Who’s Right About New York City Office Values?

Despite some impressive portfolios, the public market has been tough on REITs that own Manhattan office properties, according to CenterSquare senior analyst Alex Snyder. The private market, on the other hand, has been more optimistic.

Alex Snyder

New York City office REITs trade at a significant discount to private market values. Given the multi-year duration of the dislocation, the two camps have clearly planted flags. The question is: Who is right?

The answer, as always, is nuanced. In general, the REIT market has a few great arguments in its favor. First, net effective rent growth in New York has been and is likely to continue to be muted, thanks to competitive new supply and onerous capital expenditure requirements. As growth diminishes, the multiple you should pay for any given asset also diminishes, even if that asset is in Manhattan.

Second, the evolving preferences of tenants are at odds with most of the antiquated office space prevalent in New York.
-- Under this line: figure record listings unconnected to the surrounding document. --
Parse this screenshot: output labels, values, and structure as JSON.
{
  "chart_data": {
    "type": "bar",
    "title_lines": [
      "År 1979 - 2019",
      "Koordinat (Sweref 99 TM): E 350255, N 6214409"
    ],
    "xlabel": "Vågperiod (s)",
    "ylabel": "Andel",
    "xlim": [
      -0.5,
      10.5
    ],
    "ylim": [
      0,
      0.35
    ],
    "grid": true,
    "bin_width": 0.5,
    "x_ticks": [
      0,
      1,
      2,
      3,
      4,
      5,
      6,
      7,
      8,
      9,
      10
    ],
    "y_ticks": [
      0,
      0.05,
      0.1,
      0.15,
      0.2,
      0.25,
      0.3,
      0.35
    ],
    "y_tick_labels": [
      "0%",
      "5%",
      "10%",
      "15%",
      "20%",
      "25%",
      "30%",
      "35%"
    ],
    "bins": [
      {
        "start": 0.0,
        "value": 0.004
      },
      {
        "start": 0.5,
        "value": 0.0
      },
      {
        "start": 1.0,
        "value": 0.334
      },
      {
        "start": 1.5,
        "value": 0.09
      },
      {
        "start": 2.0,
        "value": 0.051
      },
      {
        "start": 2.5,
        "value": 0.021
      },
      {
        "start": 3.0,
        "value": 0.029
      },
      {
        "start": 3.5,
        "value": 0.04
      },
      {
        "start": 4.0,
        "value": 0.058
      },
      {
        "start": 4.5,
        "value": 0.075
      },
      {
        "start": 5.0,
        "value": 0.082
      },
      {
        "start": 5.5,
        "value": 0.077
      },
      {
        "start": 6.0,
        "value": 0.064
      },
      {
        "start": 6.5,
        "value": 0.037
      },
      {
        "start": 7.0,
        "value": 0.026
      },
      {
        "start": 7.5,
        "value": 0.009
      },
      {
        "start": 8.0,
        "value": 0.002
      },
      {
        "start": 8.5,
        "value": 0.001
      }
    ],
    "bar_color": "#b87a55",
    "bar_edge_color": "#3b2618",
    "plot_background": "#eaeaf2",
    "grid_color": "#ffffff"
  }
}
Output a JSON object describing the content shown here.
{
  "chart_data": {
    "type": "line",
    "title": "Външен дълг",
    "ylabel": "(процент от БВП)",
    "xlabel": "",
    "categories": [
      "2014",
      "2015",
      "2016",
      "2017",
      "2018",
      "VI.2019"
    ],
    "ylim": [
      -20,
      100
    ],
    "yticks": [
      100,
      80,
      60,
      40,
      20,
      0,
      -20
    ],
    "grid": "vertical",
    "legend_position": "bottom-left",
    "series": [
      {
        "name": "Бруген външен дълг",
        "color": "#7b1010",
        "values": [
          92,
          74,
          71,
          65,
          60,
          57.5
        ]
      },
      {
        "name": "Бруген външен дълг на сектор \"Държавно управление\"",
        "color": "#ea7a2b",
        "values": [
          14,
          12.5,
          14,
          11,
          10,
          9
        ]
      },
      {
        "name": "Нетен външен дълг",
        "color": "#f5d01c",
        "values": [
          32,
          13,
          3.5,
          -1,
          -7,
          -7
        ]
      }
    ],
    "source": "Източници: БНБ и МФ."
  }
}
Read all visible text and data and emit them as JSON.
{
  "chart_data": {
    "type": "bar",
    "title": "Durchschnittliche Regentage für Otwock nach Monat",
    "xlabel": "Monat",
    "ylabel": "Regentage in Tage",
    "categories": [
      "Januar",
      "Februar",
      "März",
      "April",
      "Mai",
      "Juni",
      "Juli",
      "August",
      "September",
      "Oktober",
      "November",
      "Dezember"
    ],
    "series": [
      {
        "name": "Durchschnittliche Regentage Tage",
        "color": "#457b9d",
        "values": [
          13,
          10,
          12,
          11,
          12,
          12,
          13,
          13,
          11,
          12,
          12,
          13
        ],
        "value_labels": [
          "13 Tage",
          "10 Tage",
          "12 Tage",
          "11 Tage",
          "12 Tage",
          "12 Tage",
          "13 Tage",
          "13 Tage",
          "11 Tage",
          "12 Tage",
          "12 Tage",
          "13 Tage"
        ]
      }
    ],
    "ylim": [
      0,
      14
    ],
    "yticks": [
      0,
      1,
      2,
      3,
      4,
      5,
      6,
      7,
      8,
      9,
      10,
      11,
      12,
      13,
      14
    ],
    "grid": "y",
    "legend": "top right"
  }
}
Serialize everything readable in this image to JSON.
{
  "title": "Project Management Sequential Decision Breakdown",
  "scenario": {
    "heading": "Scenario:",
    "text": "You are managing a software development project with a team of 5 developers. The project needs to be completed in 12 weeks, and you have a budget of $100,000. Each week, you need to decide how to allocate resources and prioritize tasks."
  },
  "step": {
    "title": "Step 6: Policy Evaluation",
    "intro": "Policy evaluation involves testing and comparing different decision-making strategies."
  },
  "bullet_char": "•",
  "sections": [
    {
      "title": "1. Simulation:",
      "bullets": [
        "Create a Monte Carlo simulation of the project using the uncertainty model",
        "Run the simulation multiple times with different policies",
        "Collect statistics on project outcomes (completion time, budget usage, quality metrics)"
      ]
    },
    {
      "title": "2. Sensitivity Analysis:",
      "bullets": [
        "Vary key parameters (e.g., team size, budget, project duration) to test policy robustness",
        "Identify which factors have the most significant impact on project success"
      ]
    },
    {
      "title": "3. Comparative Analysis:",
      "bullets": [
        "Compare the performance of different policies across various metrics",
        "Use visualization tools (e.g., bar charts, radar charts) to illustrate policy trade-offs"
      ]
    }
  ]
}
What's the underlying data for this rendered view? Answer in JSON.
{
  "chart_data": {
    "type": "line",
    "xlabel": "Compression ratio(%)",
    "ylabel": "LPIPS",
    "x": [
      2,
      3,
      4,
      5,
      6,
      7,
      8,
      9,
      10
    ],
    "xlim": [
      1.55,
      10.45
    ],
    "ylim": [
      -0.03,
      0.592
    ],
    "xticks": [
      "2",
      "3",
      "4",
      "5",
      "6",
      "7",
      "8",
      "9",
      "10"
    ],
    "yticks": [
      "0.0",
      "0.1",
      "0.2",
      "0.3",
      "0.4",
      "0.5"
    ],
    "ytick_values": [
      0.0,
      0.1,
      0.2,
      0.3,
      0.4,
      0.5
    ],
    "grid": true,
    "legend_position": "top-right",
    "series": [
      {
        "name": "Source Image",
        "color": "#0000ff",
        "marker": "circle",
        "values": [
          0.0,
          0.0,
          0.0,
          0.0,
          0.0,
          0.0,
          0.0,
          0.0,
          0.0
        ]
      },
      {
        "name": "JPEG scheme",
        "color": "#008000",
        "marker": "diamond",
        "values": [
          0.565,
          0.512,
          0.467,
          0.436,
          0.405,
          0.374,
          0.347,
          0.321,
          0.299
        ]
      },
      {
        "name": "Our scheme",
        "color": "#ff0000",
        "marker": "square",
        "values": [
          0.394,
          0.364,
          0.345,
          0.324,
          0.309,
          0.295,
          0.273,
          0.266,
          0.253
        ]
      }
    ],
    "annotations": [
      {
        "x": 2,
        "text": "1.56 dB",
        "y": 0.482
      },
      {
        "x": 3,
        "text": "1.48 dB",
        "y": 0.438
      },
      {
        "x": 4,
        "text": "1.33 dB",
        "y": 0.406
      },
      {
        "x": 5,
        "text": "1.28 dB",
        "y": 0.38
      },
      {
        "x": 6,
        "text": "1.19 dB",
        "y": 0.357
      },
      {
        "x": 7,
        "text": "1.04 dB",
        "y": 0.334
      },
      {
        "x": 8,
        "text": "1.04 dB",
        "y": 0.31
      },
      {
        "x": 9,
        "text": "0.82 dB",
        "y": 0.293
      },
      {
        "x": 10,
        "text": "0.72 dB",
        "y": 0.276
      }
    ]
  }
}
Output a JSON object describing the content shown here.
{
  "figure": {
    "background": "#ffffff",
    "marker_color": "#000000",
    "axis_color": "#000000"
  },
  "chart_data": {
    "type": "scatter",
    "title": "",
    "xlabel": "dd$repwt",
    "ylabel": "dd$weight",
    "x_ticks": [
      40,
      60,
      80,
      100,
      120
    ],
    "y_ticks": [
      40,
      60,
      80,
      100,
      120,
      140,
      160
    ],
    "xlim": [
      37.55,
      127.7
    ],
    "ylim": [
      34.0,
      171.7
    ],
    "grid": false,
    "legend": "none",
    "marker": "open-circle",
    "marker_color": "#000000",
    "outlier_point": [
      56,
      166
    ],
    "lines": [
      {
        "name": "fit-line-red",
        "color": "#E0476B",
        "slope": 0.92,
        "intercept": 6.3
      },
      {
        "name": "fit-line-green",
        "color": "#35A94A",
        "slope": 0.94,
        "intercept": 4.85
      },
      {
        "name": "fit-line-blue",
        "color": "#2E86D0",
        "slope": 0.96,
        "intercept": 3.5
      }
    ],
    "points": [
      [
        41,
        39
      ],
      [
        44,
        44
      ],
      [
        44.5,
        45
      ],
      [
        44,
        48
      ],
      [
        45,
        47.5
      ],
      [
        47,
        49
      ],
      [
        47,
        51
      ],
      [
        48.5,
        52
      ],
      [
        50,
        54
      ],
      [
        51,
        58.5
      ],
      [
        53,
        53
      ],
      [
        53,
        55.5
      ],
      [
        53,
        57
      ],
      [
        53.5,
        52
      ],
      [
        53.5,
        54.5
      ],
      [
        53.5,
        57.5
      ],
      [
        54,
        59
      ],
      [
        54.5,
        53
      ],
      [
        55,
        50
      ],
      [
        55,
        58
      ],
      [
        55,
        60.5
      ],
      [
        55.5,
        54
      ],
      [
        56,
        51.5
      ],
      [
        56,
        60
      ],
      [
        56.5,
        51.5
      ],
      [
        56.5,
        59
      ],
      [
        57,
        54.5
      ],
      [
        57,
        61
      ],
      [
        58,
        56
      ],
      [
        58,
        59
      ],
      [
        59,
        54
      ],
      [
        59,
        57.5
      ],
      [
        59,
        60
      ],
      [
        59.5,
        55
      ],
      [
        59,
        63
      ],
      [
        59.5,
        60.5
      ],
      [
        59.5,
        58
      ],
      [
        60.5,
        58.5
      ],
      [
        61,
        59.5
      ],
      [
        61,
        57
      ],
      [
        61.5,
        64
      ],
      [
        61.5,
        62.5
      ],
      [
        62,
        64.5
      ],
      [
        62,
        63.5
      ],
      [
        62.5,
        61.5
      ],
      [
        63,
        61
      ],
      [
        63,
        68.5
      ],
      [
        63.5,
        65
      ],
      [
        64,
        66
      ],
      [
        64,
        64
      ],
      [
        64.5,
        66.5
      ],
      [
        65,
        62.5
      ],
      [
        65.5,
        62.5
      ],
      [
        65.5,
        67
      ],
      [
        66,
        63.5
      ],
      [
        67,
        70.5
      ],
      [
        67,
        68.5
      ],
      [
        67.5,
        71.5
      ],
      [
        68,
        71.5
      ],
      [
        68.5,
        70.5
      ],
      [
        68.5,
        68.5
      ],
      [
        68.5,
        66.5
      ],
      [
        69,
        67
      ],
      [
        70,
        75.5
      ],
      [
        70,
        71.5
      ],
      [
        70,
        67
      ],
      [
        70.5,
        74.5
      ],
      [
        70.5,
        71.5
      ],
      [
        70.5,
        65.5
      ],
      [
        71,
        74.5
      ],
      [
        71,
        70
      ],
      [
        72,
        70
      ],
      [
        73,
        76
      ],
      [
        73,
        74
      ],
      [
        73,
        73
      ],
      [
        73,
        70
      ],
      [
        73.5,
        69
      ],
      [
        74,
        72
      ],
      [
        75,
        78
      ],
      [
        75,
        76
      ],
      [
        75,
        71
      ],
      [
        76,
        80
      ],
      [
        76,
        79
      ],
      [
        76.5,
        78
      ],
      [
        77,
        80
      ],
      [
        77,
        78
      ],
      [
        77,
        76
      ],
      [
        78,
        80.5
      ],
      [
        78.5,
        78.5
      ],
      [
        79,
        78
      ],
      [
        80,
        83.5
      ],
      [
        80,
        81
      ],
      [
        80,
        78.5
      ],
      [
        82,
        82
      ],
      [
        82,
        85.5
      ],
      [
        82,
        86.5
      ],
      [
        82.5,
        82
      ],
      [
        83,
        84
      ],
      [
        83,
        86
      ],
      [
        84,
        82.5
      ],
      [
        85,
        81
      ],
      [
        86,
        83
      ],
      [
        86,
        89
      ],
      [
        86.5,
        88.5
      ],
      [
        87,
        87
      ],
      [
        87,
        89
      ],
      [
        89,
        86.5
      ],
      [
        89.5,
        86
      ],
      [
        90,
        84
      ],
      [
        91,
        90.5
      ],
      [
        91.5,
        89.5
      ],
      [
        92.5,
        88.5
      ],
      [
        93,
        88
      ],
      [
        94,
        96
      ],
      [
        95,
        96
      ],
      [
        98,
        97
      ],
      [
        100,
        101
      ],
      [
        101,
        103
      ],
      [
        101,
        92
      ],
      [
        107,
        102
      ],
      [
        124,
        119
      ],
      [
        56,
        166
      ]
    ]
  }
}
Tech tenants, coworking firms and now even major banks like JP Morgan are demanding space with open floor plates, natural light and speedy elevator banks. Most of the bricks and beams in New York City simply weren’t configured that way and never can be.

The final point in favor of the REIT discount is the shadow supply caused by increased efficiency of office space. Gone are the days of large file cabinets and carefully kept color coded cases. In the digital age, all that many employees need to be productive is a laptop and a WiFi signal.  The result is a dramatic decrease in the amount of space needed per employee, from 250 square feet per person down to, in some extreme cases, just 50. This trend has been a significant hinderance to many landlords’ abilities to push rents.

The amalgamation of these factors has reduced cash flow growth for office landlords, which exacerbates the detrimental effects of the high prices it takes to become an owner of New York City real estate. In a world of ever-increasing investor sophistication, these quantifiable concerns are beginning to triumph over the premium paid for the New York brand name.

Individual Opportunities

However, the private market has a few reasonable rebuttals that merit review. The first one is perhaps the most obvious: REITs represent a portfolio of assets, meaning investors are buying the whole New York City market. Private investors, however, can buy individual assets. On a one-off basis, one can still find opportunities that present upside even at current prices.

The second reason the private market might pay more is efficiency of deployment. REIT investors have the luxury of putting large sums of investment dollars to work in trailer parks as easily as they can the Empire State Building. Private investors that need to deploy large sums of equity, however, generally do not have the option to allocate quickly across numerous small investments. Sometimes buying a large office asset in New York makes sense not because it has the best returns, but because the purchase  allows an investor to deploy $100 million at once.

So who is right? Both sides have valid arguments, but at the end of the day we believe the private market corrects towards the public market more often than the other way around. Already, stories have surfaced of landlords pulling assets off the market when they didn’t receive the bid they wanted, and many have preferred to refinance assets in the debt market as a way to extract proceeds. If you were able to peek at New York City office cap rates 10 years from now, our bet is that the REIT market looks smarter today.